Using the Warp10InputFormat

The complete class for the Warp 10 Input Format is io.warp10.hadoop.Warp10InputFormat, it can be leveraged within Spark using the newAPIHadoopRDD method from the RDD class. The created RDD can then be converted into a DataFrame for processing in Spark SQL.

The Warp10InputFormat produces records with a Text key and a BytesWritable value, which are converted to String and binary when accessed in Spark.

The syntax for reading from Warp 10 is:

spark = SparkSession.builder.appName("WarpScript Spark App").getOrCreate()
sc = spark.sparkContext

rdd = sc.newAPIHadoopRDD('io.warp10.hadoop.Warp10InputFormat', 'org.apache.hadoop.io.Text', 'org.apache.hadoop.io.BytesWritable', conf=conf)

Where conf is a dict with the configuration for the Warp10InputFormat execution.

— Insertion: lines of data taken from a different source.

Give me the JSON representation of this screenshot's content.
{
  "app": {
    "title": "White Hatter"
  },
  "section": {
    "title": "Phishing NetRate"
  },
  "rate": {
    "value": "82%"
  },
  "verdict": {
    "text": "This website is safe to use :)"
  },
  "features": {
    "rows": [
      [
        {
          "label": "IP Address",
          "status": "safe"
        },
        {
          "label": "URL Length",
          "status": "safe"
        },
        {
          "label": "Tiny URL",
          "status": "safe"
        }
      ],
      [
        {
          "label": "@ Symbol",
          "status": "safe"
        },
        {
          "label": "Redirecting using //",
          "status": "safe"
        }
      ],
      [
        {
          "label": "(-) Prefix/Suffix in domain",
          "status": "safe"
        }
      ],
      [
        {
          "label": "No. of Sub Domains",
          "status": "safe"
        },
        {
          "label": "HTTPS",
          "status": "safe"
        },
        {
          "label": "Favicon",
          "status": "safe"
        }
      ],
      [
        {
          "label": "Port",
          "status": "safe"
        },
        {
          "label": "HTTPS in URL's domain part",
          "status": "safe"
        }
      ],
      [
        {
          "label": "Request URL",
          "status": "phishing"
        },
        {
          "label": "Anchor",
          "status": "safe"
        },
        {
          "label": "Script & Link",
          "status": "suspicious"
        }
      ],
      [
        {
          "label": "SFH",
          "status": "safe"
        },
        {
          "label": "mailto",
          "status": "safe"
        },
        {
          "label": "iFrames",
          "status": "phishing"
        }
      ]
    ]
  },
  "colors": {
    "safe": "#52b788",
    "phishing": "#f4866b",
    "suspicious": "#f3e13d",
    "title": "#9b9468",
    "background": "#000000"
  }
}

The supported configuration keys are:

warp10.splits.endpointURL of the endpoint to access for retrieving splits. Typically http://HOST:PORT/api/v0/splits
warp10.fetcher.fallbacksComma separated list of hosts which can server as fallback fetchers in case one of the fetchers defined for a split is unavailable
warp10.fetcher.fallbacksonlyBoolean indicating whether to use the fetchers ('false') or only the fallbacks ('true'). Set to 'true' when retrieving data from a standalone Warp 10
warp10.fetcher.protocolProtocol to use when talking to the fetchers, defaults to http
warp10.fetcher.portPort to use when talking to the fetchers, defaults to 8881
warp10.fetcher.pathURL patch of the fetcher endpoint, defaults to /api/v0/sfetch
warp10.splits.selectorGeo Time Series selector to use to retrieve the list of GTS, for example class{label1~regexp1}
warp10.splits.tokenToken to use for retrieving the list of Geo Time Series and later their datapoints
warp10.http.connect.timeoutConnection timeout to the splits and sfetch endpoints. Defaults to 10000 ms
warp10.http.read.timeoutRead timeout for the splits and sfetch endpoints, also defaults to 10000 ms
warp10.fetch.nowTimestamp to use as the now parameter for the datapoints retrieval
warp10.fetch.timespanTimespan to use for the datapoints retrieval
warp10.max.combined.splitsMaximum number of splits to combine in a single split. Each original split corresponds to a single Geo Time Series, do not set to let the InputFormat infer the right number for you
warp10.max.splitsMaximum number of splits to produce. The InputFormat will combine the individual splits to producer that many splits

The returned tuples have a key set to a wrapper ID, which can be safely ignored, and the values are wrapped Geo Time Series encoders which can be unwrapped using UNWRAP or UNWRAPENCODER.